O que acontece se não pagar a segunda prestação do IRS?

Se você é trabalhador autônomo ou pessoa singular em Portugal e não pagou a segunda prestação do IRS dentro do prazo, saiba que pode enfrentar recargos que variam entre 5% e 20% do valor em dívida. Essas cobranças extras dependem do momento em que o pagamento for efetuado.

Quem deixa de pagar no período voluntário – ou seja, dentro das datas estabelecidas pela Autoridade Tributária – entra automaticamente na fase coerciva. A partir daí, os juros e multas começam a ser aplicados.
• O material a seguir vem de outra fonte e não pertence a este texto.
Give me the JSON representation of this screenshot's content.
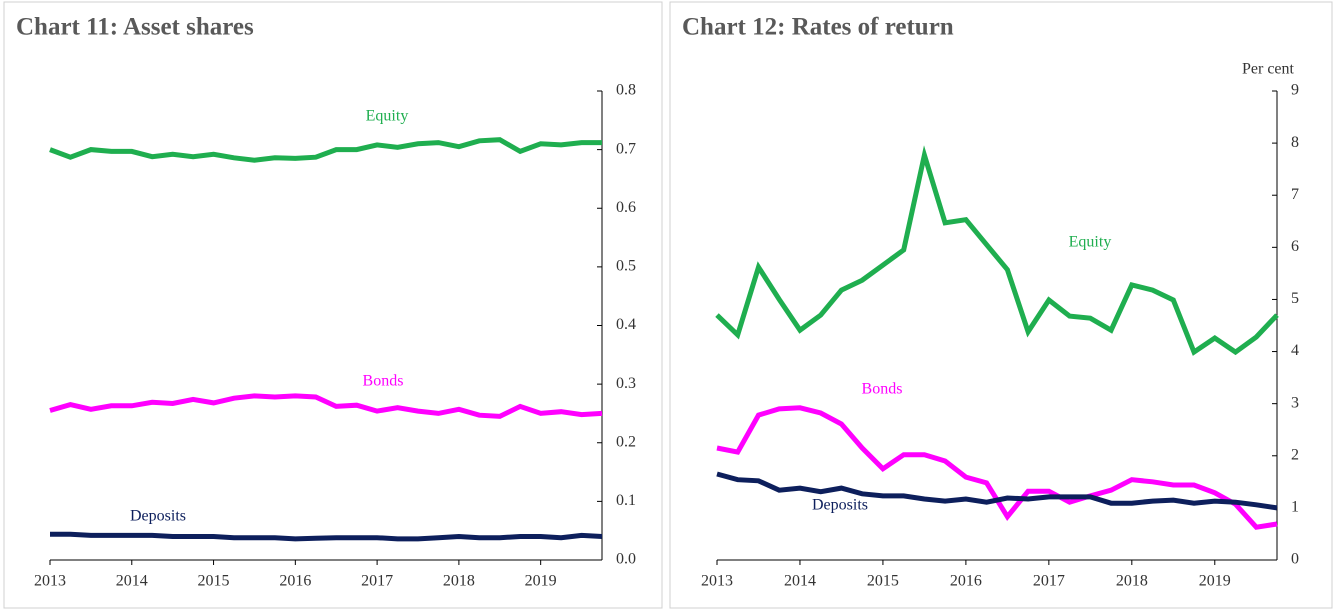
{
  "chart_data": [
    {
      "type": "line",
      "title": "Chart 11:  Asset shares",
      "x": [
        2013,
        2013.25,
        2013.5,
        2013.75,
        2014,
        2014.25,
        2014.5,
        2014.75,
        2015,
        2015.25,
        2015.5,
        2015.75,
        2016,
        2016.25,
        2016.5,
        2016.75,
        2017,
        2017.25,
        2017.5,
        2017.75,
        2018,
        2018.25,
        2018.5,
        2018.75,
        2019,
        2019.25,
        2019.5,
        2019.75
      ],
      "xlim": [
        2013,
        2019.75
      ],
      "xticks": [
        2013,
        2014,
        2015,
        2016,
        2017,
        2018,
        2019
      ],
      "ylim": [
        0,
        0.8
      ],
      "yticks": [
        {
          "value": 0,
          "label": "0.0"
        },
        0.1,
        0.2,
        0.3,
        0.4,
        0.5,
        0.6,
        0.7,
        0.8
      ],
      "series": [
        {
          "name": "Equity",
          "color": "#1fae4f",
          "values": [
            0.7,
            0.687,
            0.7,
            0.697,
            0.697,
            0.688,
            0.692,
            0.688,
            0.692,
            0.686,
            0.682,
            0.686,
            0.685,
            0.687,
            0.7,
            0.7,
            0.708,
            0.704,
            0.71,
            0.712,
            0.705,
            0.715,
            0.717,
            0.697,
            0.71,
            0.708,
            0.712,
            0.712
          ]
        },
        {
          "name": "Bonds",
          "color": "#ff00ff",
          "values": [
            0.255,
            0.265,
            0.257,
            0.263,
            0.263,
            0.269,
            0.267,
            0.274,
            0.268,
            0.276,
            0.28,
            0.278,
            0.28,
            0.278,
            0.262,
            0.264,
            0.254,
            0.26,
            0.254,
            0.25,
            0.257,
            0.247,
            0.245,
            0.262,
            0.25,
            0.253,
            0.248,
            0.25
          ]
        },
        {
          "name": "Deposits",
          "color": "#0d1f5c",
          "values": [
            0.044,
            0.044,
            0.042,
            0.042,
            0.042,
            0.042,
            0.04,
            0.04,
            0.04,
            0.038,
            0.038,
            0.038,
            0.036,
            0.037,
            0.038,
            0.038,
            0.038,
            0.036,
            0.036,
            0.038,
            0.04,
            0.038,
            0.038,
            0.04,
            0.04,
            0.038,
            0.042,
            0.04
          ]
        }
      ]
    },
    {
      "type": "line",
      "title": "Chart 12:  Rates of return",
      "y_label": "Per cent",
      "x": [
        2013,
        2013.25,
        2013.5,
        2013.75,
        2014,
        2014.25,
        2014.5,
        2014.75,
        2015,
        2015.25,
        2015.5,
        2015.75,
        2016,
        2016.25,
        2016.5,
        2016.75,
        2017,
        2017.25,
        2017.5,
        2017.75,
        2018,
        2018.25,
        2018.5,
        2018.75,
        2019,
        2019.25,
        2019.5,
        2019.75
      ],
      "xlim": [
        2013,
        2019.75
      ],
      "xticks": [
        2013,
        2014,
        2015,
        2016,
        2017,
        2018,
        2019
      ],
      "ylim": [
        0,
        9
      ],
      "yticks": [
        0,
        1,
        2,
        3,
        4,
        5,
        6,
        7,
        8,
        9
      ],
      "series": [
        {
          "name": "Equity",
          "color": "#1fae4f",
          "values": [
            4.7,
            4.32,
            5.62,
            5.0,
            4.41,
            4.7,
            5.18,
            5.37,
            5.66,
            5.95,
            7.77,
            6.47,
            6.53,
            6.05,
            5.57,
            4.38,
            4.99,
            4.68,
            4.64,
            4.41,
            5.28,
            5.18,
            4.99,
            3.99,
            4.26,
            3.99,
            4.28,
            4.7
          ]
        },
        {
          "name": "Bonds",
          "color": "#ff00ff",
          "values": [
            2.15,
            2.07,
            2.78,
            2.9,
            2.92,
            2.82,
            2.61,
            2.15,
            1.75,
            2.02,
            2.02,
            1.9,
            1.59,
            1.48,
            0.83,
            1.32,
            1.32,
            1.11,
            1.23,
            1.34,
            1.54,
            1.5,
            1.44,
            1.44,
            1.29,
            1.07,
            0.63,
            0.69
          ]
        },
        {
          "name": "Deposits",
          "color": "#0d1f5c",
          "values": [
            1.65,
            1.54,
            1.52,
            1.34,
            1.38,
            1.31,
            1.38,
            1.27,
            1.23,
            1.23,
            1.17,
            1.13,
            1.17,
            1.11,
            1.19,
            1.17,
            1.21,
            1.21,
            1.21,
            1.09,
            1.09,
            1.13,
            1.15,
            1.09,
            1.13,
            1.11,
            1.06,
            1.0
          ]
        }
      ]
    }
  ]
}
Se o pagamento for feito logo após o vencimento, o recargo é de 5%. Porém, se o valor só for liquidado após notificação formal ou execução fiscal, o valor do acréscimo pode subir até 20%.

É importante lembrar que a AT (Autoridade Tributária) costuma enviar avisos com antecedência, mas cabe ao contribuinte estar atento aos prazos. Muitos autônomos acabam surpresos com essas cobranças extras simplesmente por não terem verificado as datas-limite.
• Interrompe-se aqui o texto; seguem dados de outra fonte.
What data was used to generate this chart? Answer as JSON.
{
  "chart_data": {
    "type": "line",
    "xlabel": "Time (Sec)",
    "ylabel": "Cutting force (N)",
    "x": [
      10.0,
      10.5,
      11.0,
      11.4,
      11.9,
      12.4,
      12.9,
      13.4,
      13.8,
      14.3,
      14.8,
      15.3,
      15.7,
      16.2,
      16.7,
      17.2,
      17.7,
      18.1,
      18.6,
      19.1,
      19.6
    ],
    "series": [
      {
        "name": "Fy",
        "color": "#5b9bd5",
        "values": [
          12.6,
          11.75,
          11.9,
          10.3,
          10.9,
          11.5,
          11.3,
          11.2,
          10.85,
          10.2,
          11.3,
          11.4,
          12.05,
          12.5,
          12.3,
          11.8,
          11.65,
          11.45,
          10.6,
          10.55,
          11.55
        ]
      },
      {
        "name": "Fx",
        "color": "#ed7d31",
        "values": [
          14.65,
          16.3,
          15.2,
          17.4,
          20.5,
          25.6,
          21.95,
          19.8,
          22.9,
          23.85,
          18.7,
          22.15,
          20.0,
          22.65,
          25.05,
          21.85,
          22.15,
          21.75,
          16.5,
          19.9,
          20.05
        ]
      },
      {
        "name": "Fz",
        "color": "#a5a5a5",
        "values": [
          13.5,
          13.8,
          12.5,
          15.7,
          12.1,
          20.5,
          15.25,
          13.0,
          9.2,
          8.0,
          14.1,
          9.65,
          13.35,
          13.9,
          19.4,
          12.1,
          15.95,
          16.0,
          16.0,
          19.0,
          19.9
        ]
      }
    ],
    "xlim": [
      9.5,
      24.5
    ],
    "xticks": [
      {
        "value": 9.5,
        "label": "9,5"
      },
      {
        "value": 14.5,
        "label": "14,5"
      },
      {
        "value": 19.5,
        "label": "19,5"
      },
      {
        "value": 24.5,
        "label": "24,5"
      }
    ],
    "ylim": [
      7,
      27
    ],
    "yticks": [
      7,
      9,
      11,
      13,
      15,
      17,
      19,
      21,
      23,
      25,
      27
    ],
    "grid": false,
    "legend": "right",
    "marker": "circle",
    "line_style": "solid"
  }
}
Além dos recargos, a dívida em atraso ainda pode gerar juros de mora e impactar negativamente o seu histórico fiscal. Em casos extremos, há risco de penhoras ou outras medidas legais para cobrança.
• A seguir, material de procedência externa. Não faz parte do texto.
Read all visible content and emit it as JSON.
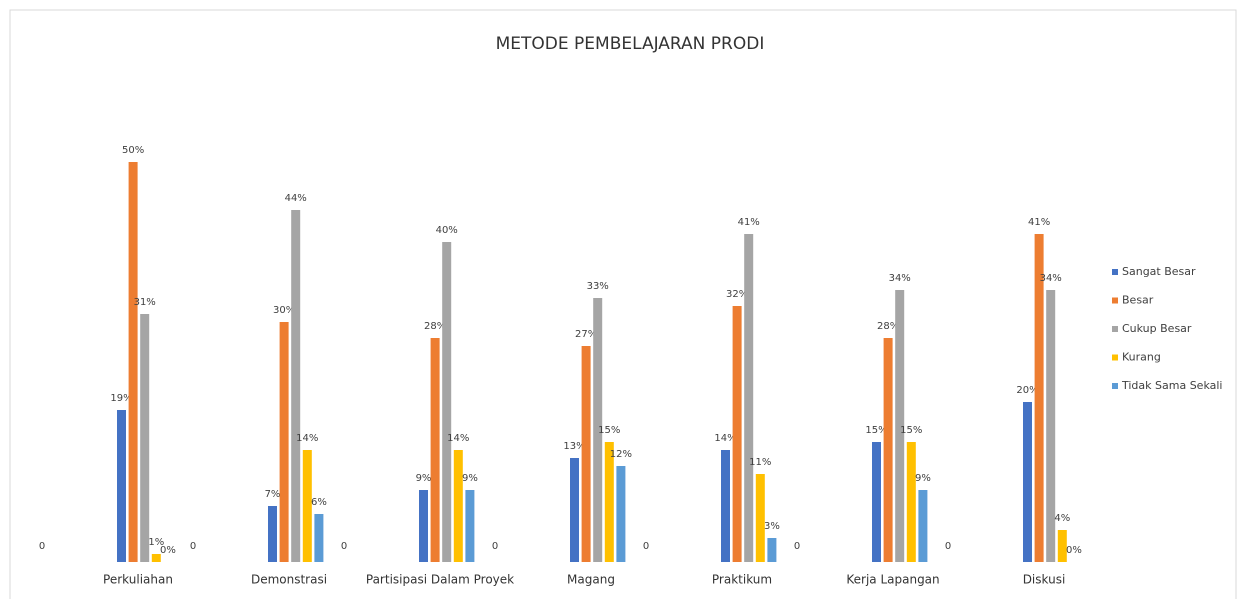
{
  "chart_data": {
    "type": "bar",
    "title": "METODE PEMBELAJARAN PRODI",
    "categories": [
      "Perkuliahan",
      "Demonstrasi",
      "Partisipasi Dalam Proyek",
      "Magang",
      "Praktikum",
      "Kerja Lapangan",
      "Diskusi"
    ],
    "series": [
      {
        "values": [
          0,
          0,
          0,
          0,
          0,
          0,
          0
        ]
      },
      {
        "name": "Sangat Besar",
        "color": "#4472c4",
        "values": [
          19,
          7,
          9,
          13,
          14,
          15,
          20
        ],
        "value_labels": [
          "19%",
          "7%",
          "9%",
          "13%",
          "14%",
          "15%",
          "20%"
        ]
      },
      {
        "name": "Besar",
        "color": "#ed7d31",
        "values": [
          50,
          30,
          28,
          27,
          32,
          28,
          41
        ],
        "value_labels": [
          "50%",
          "30%",
          "28%",
          "27%",
          "32%",
          "28%",
          "41%"
        ]
      },
      {
        "name": "Cukup Besar",
        "color": "#a5a5a5",
        "values": [
          31,
          44,
          40,
          33,
          41,
          34,
          34
        ],
        "value_labels": [
          "31%",
          "44%",
          "40%",
          "33%",
          "41%",
          "34%",
          "34%"
        ]
      },
      {
        "name": "Kurang",
        "color": "#ffc000",
        "values": [
          1,
          14,
          14,
          15,
          11,
          15,
          4
        ],
        "value_labels": [
          "1%",
          "14%",
          "14%",
          "15%",
          "11%",
          "15%",
          "4%"
        ]
      },
      {
        "name": "Tidak Sama Sekali",
        "color": "#5b9bd5",
        "values": [
          0,
          6,
          9,
          12,
          3,
          9,
          0
        ],
        "value_labels": [
          "0%",
          "6%",
          "9%",
          "12%",
          "3%",
          "9%",
          "0%"
        ]
      }
    ],
    "legend": "right"
  }
}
A melhor forma de evitar problemas é pagar em dia ou, se estiver com dificuldades, regularizar a situação o mais rápido possível. Ainda que o prazo tenha vencido, quitar a dívida logo ajuda a manter os acréscimos no menor patamar possível.

Ficar em dia com o fisco não só evita multas, como também traz tranquilidade e credibilidade ao seu nome perante o Estado.